Rates and dates of divergence between AIDS virus nucleotide sequences.

Abstract
The acquired immune deficiency syndrome (AIDS), caused by a retrovirus called human immunodeficiency virus (HIV), has become a pandemic. A knowledge of the rate of nucleotide substitution in HIV and of the history and pattern of spread of the virus is important for understanding the epidemiology and pathogenesis of AIDS and for developing therapies and vaccine strategies. A new model has been developed and used to estimate the substitution rates in various regions in the HIV genome. The rate of nonsynonymous (amino acid-changing) substitution is lowest in the regions coding for the capsid proteins and the reverse transcriptase, being approximately 1.7 X 10(-3) nucleotide substitutions/site/year. The nonsynonymous rate is extremely high (14 X 10(-3] in the hypervariable regions of the envelope gene, suggesting extremely rapid change in viral antigenicity. The nonsynonymous rates in the other coding regions are between 3 X 10(-3) and 7 X 10(-3).

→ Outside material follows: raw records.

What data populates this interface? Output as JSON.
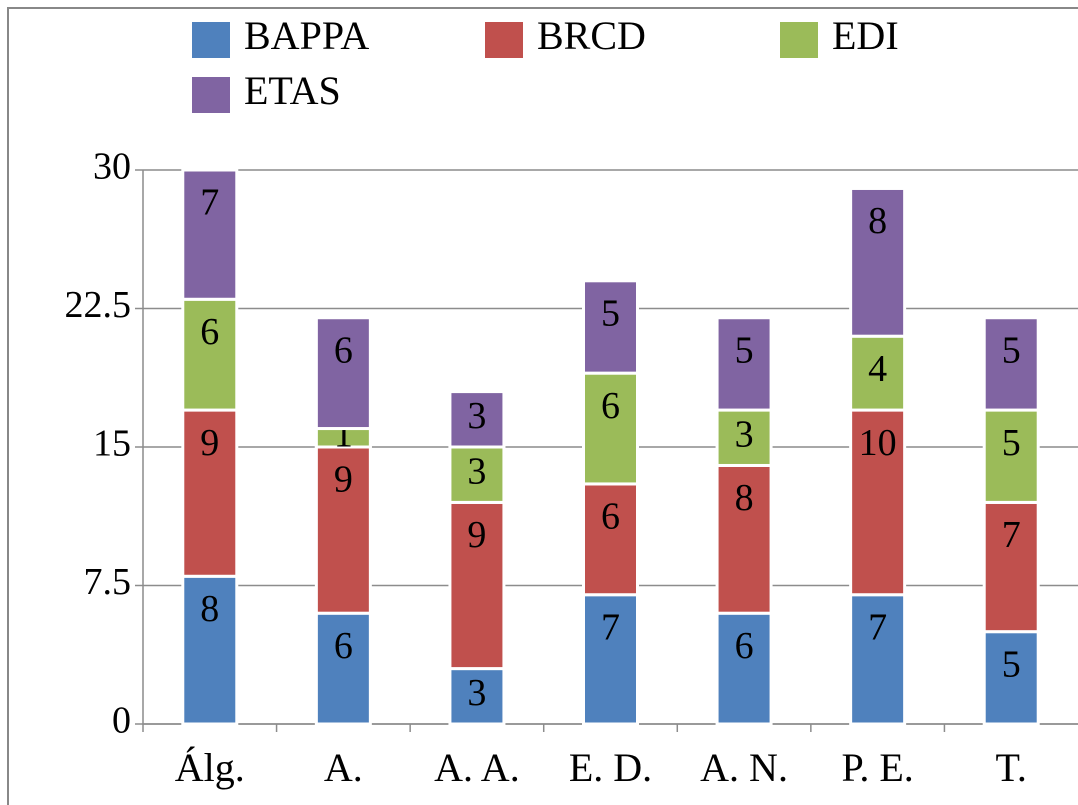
{
  "chart_data": {
    "type": "stacked-bar",
    "categories": [
      "Álg.",
      "A.",
      "A. A.",
      "E. D.",
      "A. N.",
      "P. E.",
      "T."
    ],
    "series": [
      {
        "name": "BAPPA",
        "color": "#4f81bd",
        "values": [
          8,
          6,
          3,
          7,
          6,
          7,
          5
        ]
      },
      {
        "name": "BRCD",
        "color": "#c0504d",
        "values": [
          9,
          9,
          9,
          6,
          8,
          10,
          7
        ]
      },
      {
        "name": "EDI",
        "color": "#9bbb59",
        "values": [
          6,
          1,
          3,
          6,
          3,
          4,
          5
        ]
      },
      {
        "name": "ETAS",
        "color": "#8064a2",
        "values": [
          7,
          6,
          3,
          5,
          5,
          8,
          5
        ]
      }
    ],
    "ylim": [
      0,
      30
    ],
    "yticks": [
      0,
      {
        "value": 7.5,
        "label": "7.5"
      },
      15,
      {
        "value": 22.5,
        "label": "22.5"
      },
      30
    ],
    "grid": true
  }
}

The average synonymous rate for the HIV genome is 10 X 10(-3). These rates are 10(6) times greater than the rates in DNA genomes and at least as high as the rates in other RNA viruses. Evidence is provided for a case of recombination between different HIV strains. Our analysis suggests that the AIDS virus had existed in central Africa before 1960 and spread to North America before the mid 1970s. The evolutionary relationships among HIV isolates are inferred from nucleotide sequence data, and the result is consistent with the view that AIDS spread from Haiti to the United States.